Build a Media Analysis Dashboard with Python & Cloudinary

#python

In this tutorial, we'll build a media library and content analysis dashboard with Python & Cloudinary.

First, you'll learn how to work with the Cloudinary API to upload, store, and automatically tag images, and also how to retrieve images again and search for specific tags.

Then, we go on and build a web app using Streamlit. The app contains an image gallery that allows for filtering by tags, and also an interactive dashboard built with Plotly.

You can either read the article or watch the video here:

Set up and configure Cloudinary

Everything in this tutorial can be achieved with the free tier. You can signup for free here. Next, create a new project and install the Cloudinary Python SDK and python-dotenv:

pip install cloudinary python-dotenv

Then, create a .env file with the CLOUDINARY_URL that you find in your Dashboard. The same steps are also explained in this Python quick start guide.

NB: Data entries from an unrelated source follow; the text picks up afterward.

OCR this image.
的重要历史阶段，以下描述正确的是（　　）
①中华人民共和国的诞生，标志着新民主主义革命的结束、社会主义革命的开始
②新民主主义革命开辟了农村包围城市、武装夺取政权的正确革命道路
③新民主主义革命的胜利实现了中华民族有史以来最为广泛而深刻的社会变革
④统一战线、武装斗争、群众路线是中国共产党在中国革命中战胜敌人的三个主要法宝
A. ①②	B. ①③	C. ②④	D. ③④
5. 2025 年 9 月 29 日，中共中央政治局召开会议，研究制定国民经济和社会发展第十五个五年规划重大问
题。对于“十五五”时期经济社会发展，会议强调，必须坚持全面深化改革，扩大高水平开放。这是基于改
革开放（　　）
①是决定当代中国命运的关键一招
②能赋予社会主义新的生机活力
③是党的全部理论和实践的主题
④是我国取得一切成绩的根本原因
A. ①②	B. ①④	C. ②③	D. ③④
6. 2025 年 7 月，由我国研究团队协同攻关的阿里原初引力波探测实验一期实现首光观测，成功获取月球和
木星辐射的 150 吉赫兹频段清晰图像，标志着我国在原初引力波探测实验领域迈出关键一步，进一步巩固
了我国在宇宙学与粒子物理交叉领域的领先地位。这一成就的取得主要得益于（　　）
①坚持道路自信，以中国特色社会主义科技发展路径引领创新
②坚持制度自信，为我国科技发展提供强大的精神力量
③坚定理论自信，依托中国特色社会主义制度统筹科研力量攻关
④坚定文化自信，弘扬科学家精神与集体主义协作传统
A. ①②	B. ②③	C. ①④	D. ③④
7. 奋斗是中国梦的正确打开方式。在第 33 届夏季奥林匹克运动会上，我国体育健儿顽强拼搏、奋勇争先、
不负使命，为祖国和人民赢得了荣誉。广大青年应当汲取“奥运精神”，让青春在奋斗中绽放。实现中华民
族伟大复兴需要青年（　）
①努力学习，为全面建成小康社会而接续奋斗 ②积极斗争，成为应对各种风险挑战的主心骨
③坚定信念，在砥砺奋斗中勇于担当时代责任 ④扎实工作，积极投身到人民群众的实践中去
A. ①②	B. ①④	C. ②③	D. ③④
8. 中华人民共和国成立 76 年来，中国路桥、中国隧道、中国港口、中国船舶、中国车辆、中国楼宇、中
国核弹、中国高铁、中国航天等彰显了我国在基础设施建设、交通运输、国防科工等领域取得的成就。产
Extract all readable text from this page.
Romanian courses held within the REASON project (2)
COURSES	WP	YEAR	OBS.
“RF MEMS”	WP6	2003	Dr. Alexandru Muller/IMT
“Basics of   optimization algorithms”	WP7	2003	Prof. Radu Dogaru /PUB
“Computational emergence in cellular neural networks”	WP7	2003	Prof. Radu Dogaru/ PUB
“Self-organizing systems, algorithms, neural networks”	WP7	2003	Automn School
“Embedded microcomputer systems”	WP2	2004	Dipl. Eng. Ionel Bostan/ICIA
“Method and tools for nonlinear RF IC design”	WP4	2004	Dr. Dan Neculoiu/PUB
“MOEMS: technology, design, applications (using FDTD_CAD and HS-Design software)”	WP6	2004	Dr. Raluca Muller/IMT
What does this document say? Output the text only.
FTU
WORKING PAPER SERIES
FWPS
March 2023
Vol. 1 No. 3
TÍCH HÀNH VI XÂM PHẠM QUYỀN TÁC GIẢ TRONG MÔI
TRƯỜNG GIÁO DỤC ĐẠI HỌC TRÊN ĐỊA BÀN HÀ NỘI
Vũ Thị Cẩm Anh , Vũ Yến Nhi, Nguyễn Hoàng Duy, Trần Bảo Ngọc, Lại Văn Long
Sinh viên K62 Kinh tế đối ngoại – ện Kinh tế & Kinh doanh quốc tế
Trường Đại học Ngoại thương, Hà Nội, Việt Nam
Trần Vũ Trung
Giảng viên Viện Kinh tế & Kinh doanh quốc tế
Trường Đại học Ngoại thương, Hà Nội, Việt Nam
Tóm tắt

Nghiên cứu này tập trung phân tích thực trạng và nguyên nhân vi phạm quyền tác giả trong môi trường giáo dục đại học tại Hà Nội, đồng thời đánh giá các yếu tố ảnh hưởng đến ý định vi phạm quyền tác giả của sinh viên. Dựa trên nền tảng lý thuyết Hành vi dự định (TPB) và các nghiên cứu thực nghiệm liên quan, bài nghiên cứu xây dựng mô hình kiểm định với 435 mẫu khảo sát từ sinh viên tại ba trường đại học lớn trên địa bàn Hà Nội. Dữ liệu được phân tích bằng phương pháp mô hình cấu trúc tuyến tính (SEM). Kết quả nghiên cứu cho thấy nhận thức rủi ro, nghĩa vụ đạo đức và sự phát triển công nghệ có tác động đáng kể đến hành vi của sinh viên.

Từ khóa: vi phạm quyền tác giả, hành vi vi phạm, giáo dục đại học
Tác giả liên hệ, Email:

CLOUDINARY_URL=cloudinary://<api_key>:<api_secret>@<cloud_name>

Upload images with Cloudinary and Python

Let's learn how to work with the Cloudinary Python SDK. Create a file named cloudinary_service.py, configure Cloudinary, and define a helper function to upload an image:

from dotenv import load_dotenv
load_dotenv()

import pathlib

import cloudinary
import cloudinary.uploader
import cloudinary.api

config = cloudinary.config(secure=True)

def upload_image(filename, folder="my_photos"):
stem = pathlib.Path(filename).stem
res = cloudinary.uploader.upload(filename,
public_id=stem,
folder=folder)
return res

You can now call upload_image() with an image or video filename and it will upload the file and store it in your Cloudinary Media Library.

Automatically tag images with Cloudinary

To enable auto-tagging, we need to enable the Cloudinary AI Content Analysis Add-on in our Dashboard. You can subscribe to the free plan and then add this function to upload and tag images or videos:

Tip: You can also play around with other Add-ons. E.g., the Google Auto Tagging Add-on can also be used for image tagging.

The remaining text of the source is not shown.